Nitrogen and hydrogen in thick diamond films grown by microwave plasma enhanced chemical vapor deposition at variable H2 flow rates

Abstract

The presence and concentration of nitrogen and hydrogen impurities in thick diamond films grown by microwave plasma chemical vapor deposition at various ${\mathrm{H}}_{\mathrm{2}}$ gas flow rates, keeping a constant $[{\mathrm{CH}}_4\mathrm{]:[}{\mathrm{H}}_2\text{]=2.5\%}$ concentration ratio, have been determined by electron spin resonance and optical absorption spectroscopy. The relative concentration of both impurities, present as paramagnetic atomic species with different relaxation properties, has been found by ESR measurements to decrease exponentially with the increase in the ${\mathrm{H}}_{\mathrm{2}}$ gas flow rate. Moreover, the resulting values were proportional to the content of substitutional nitrogen and ${\mathrm{CH}}_x$ groups obtained from infrared and ultraviolet-visible optical absorption measurements, respectively.

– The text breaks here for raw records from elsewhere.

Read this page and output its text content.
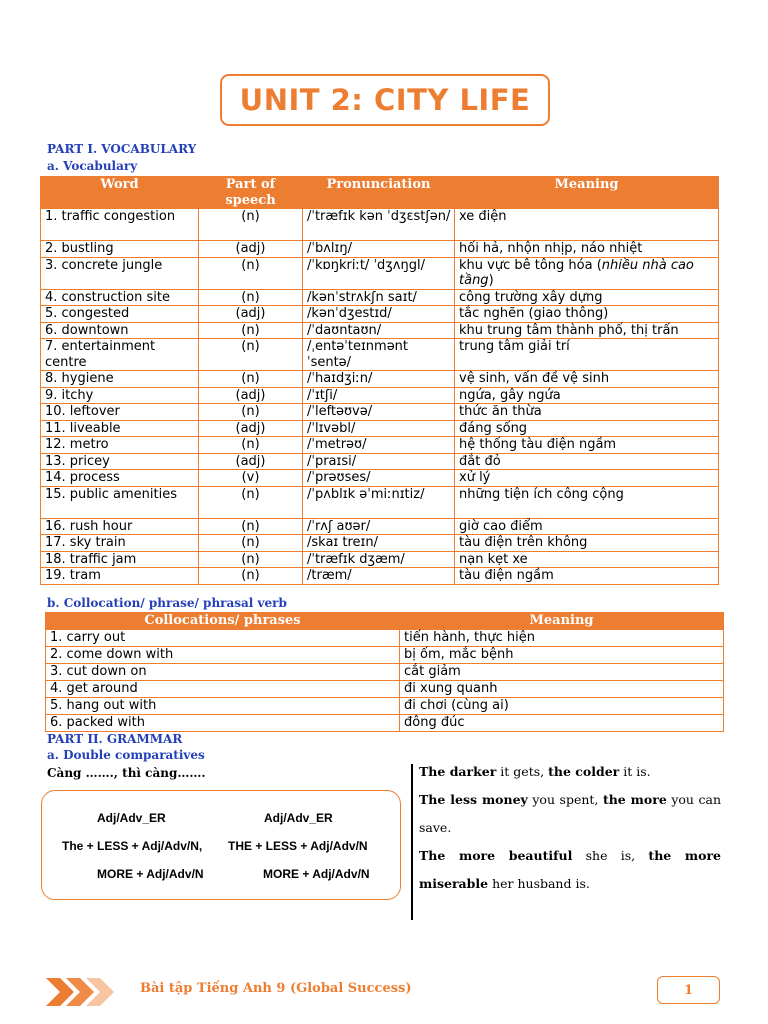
UNIT 2: CITY LIFE
PART I. VOCABULARY
a. Vocabulary
Word	Part of speech	Pronunciation	Meaning
1. traffic congestion	(n)	/ˈtræfɪk kən ˈdʒɛstʃən/	xe điện
2. bustling	(adj)	/ˈbʌlɪŋ/	hối hả, nhộn nhịp, náo nhiệt
3. concrete jungle	(n)	/ˈkɒŋkriːt/ ˈdʒʌŋgl/	khu vực bê tông hóa (nhiều nhà cao tầng)
4. construction site	(n)	/kənˈstrʌkʃn saɪt/	công trường xây dựng
5. congested	(adj)	/kənˈdʒestɪd/	tắc nghẽn (giao thông)
6. downtown	(n)	/ˈdaʊntaʊn/	khu trung tâm thành phố, thị trấn
7. entertainment centre	(n)	/ˌentəˈteɪnmənt ˈsentə/	trung tâm giải trí
8. hygiene	(n)	/ˈhaɪdʒiːn/	vệ sinh, vấn đề vệ sinh
9. itchy	(adj)	/ˈɪtʃi/	ngứa, gây ngứa
10. leftover	(n)	/ˈleftəʊvə/	thức ăn thừa
11. liveable	(adj)	/ˈlɪvəbl/	đáng sống
12. metro	(n)	/ˈmetrəʊ/	hệ thống tàu điện ngầm
13. pricey	(adj)	/ˈpraɪsi/	đắt đỏ
14. process	(v)	/ˈprəʊses/	xử lý
15. public amenities	(n)	/ˈpʌblɪk əˈmiːnɪtiz/	những tiện ích công cộng
16. rush hour	(n)	/ˈrʌʃ aʊər/	giờ cao điểm
17. sky train	(n)	/skaɪ treɪn/	tàu điện trên không
18. traffic jam	(n)	/ˈtræfɪk dʒæm/	nạn kẹt xe
19. tram	(n)	/træm/	tàu điện ngầm
b. Collocation/ phrase/ phrasal verb
Collocations/ phrases	Meaning
1. carry out	tiến hành, thực hiện
2. come down with	bị ốm, mắc bệnh
3. cut down on	cắt giảm
4. get around	đi xung quanh
5. hang out with	đi chơi (cùng ai)
6. packed with	đông đúc
PART II. GRAMMAR
a. Double comparatives
Càng ……., thì càng…….
Adj/Adv_ER
The + LESS + Adj/Adv/N,
MORE + Adj/Adv/N
Adj/Adv_ER
THE + LESS + Adj/Adv/N
MORE + Adj/Adv/N

The darker it gets, the colder it is.

The less money you spent, the more you can save.

The more beautiful she is, the more miserable her husband is.

Bài tập Tiếng Anh 9 (Global Success)	1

The decrease in the concentration of both impurities with an increase in the quality of the studied diamond films, early observed from high resolution electron microscopy studies on the same samples, strongly suggests that the incorporation of both impurities, as paramagnetic atomic species, is directly related to the concentration of the extended lattice defects.